Frequently Asked Questions

What is the Health Insurance Marketplace?

A Health Insurance Marketplace is an online marketplace where individuals will be able to comparison shop for health insurance coverage, much the same way you shop for auto insurance online. A similar marketplace exists for businesses, and is called the Small Business Health Options Program (SHOP) Marketplace. States have been given the option to set up their own marketplace, partner with the federal government to run a marketplace, or let the federal government run the marketplace for them. In Michigan, we will operate with a Federally-Facilitated Marketplace (FFM).

Can anyone buy insurance from the marketplace?

Yes, anyone can shop for, and purchase, insurance on the individual marketplace. However, for those being offered affordable coverage via their employer, it is unlikely to be financially advantageous to do so.

Companies with 50 or fewer FTEs can use the SHOP Marketplace. For businesses that qualify for the small business health care tax credit, using the SHOP is a requirement for receiving that credit. Read more about the benefits of the SHOP here.

Most Americans will continue to get their health insurance through their employers, not through the marketplace.

How do I use the Marketplace?

You will go to the Marketplace website and fill out a simple application to see if you qualify for discounts or other coverage such as Medicaid or Medicare. Then you can start using the online Marketplace to compare different coverage options from different health insurance providers and choose the one that meets your needs and your budget.

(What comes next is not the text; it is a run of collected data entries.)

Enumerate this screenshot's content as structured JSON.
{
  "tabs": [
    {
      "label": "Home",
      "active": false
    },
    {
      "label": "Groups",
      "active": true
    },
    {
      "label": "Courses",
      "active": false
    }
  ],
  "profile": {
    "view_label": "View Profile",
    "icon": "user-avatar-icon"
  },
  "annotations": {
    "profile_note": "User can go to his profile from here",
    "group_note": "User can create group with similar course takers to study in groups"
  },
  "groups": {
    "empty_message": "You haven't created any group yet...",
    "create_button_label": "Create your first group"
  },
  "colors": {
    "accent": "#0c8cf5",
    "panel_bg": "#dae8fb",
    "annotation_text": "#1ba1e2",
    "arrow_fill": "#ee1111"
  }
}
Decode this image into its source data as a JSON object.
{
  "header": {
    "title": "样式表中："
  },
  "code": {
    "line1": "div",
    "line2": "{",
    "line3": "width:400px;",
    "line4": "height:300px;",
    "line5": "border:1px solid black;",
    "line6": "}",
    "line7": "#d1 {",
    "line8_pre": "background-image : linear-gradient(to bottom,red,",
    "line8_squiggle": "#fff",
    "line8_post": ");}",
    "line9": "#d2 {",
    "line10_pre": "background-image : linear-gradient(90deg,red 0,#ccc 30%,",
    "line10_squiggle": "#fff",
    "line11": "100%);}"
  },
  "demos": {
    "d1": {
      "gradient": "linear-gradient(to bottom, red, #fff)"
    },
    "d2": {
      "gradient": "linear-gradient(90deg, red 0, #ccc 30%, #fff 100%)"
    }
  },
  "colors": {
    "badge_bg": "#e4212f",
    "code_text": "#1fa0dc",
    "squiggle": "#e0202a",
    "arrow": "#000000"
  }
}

What kind of coverage can I get through the Marketplace?

All plans offered through the Marketplace have to offer a set of essential benefits. These essential health benefits will include hospital, emergency, maternity, pediatric, drug, lab services, and other care. Annual deductibles will be capped at the amounts allowed for health savings accounts – currently nearly $6,000 for individual policies and $12,000 for family plans. Plans will be divided into four different types (bronze, silver, gold or platinum) based on the level of benefits.

How much will my health insurance cost through the Marketplace?

That will depend on many factors including the type of plan you choose and what, if any, discounts you qualify for. Bronze and silver plans will be capped at 9.5 percent of your income for 300-400 percent of the federal poverty level, while the gold and platinum plans can cost no more than 12 percent of your income.

What discounts can I qualify for?

You may qualify for discounts to help pay for premiums if your income is below 400% of the Federal Poverty Level. Read more about both the two types of subsidies available to qualifying individuals who purchase on the Marketplace: The Advanced Premium Tax Credit, and cost-sharing assistance. You may also qualify for programs such as Medicare, Medicaid, and the Children's Health Insurance Plan (CHIP). View our Three Health Care Options Slideshare for more information.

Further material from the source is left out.